German football club

Lufthansa SG Berlin was a German association football club based in the Schöneberg district of Berlin. It was established in 1931 as the worker's side of the national airline Deutschen Lufthansa Berlin and was active through to the end of World War II.

==History==
The club was renamed Lufthansa Sportverein in 1931 before again taking on the name Lufthansa SG sometime in 1935. They took part in the promotion round for the Gauliga Berlin-Brandenburg (I) in 1937, but did not advance after finishing sixth out of a group of seven qualifiers. The team had more success in their next attempt in 1939 when they finished 1st in the promotion round, and alongside Polizei SV Berlin, advanced to Gauliga play.

They performed well in their debut season there, finishing 2nd in Staffel A, but slipped in their next two campaigns. In 1942, SG took part in play for the Tschammerspokal, predecessor to today's DFB-Pokal (German Cup), where they went out in the first round to Blau-Weiß 90 Berlin. They earned another 2nd place Gauliga finish in 1943.
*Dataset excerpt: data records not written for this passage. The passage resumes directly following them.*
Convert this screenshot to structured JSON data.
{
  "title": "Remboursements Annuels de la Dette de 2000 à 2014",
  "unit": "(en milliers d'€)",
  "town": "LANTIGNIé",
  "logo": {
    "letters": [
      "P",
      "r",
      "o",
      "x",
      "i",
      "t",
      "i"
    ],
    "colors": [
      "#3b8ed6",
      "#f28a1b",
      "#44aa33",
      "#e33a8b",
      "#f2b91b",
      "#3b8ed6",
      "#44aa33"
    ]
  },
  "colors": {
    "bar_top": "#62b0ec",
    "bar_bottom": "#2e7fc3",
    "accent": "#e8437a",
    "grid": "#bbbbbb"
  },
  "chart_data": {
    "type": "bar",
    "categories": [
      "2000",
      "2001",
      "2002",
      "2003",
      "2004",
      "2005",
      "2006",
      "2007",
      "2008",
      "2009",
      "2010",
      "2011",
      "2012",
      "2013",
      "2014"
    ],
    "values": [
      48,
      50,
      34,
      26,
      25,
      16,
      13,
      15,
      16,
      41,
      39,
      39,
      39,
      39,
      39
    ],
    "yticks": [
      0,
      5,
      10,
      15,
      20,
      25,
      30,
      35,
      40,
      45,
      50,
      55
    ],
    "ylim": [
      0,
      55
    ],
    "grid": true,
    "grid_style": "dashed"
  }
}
Manpower shortages late in the war led to the formation of wartime sports clubs known as Kriegspielgemeinschaft that combined two or more sides and Lufthansa played alongside Viktoria 89 Berlin as KSG Lufthansa/Viktoria 89 Berlin in 1943–45. SG disappeared at the end of the war, while Viktoria was re-formed as Sportgruppe Tempelhof before resuming its historical identity in 1948. The footballers of Lufthansa joined SG Staaken which is still active today as SC Staaken. A separate airline worker's side known as BSG Luftfahrt Berlin emerged in Soviet-occupied East Berlin after the war.

==Stadium==
Lufthansa SG played its home fixtures at Monumentenstraße Schöneberg (capacity 1914/15,000, 1923/8,000, 1941/2,200).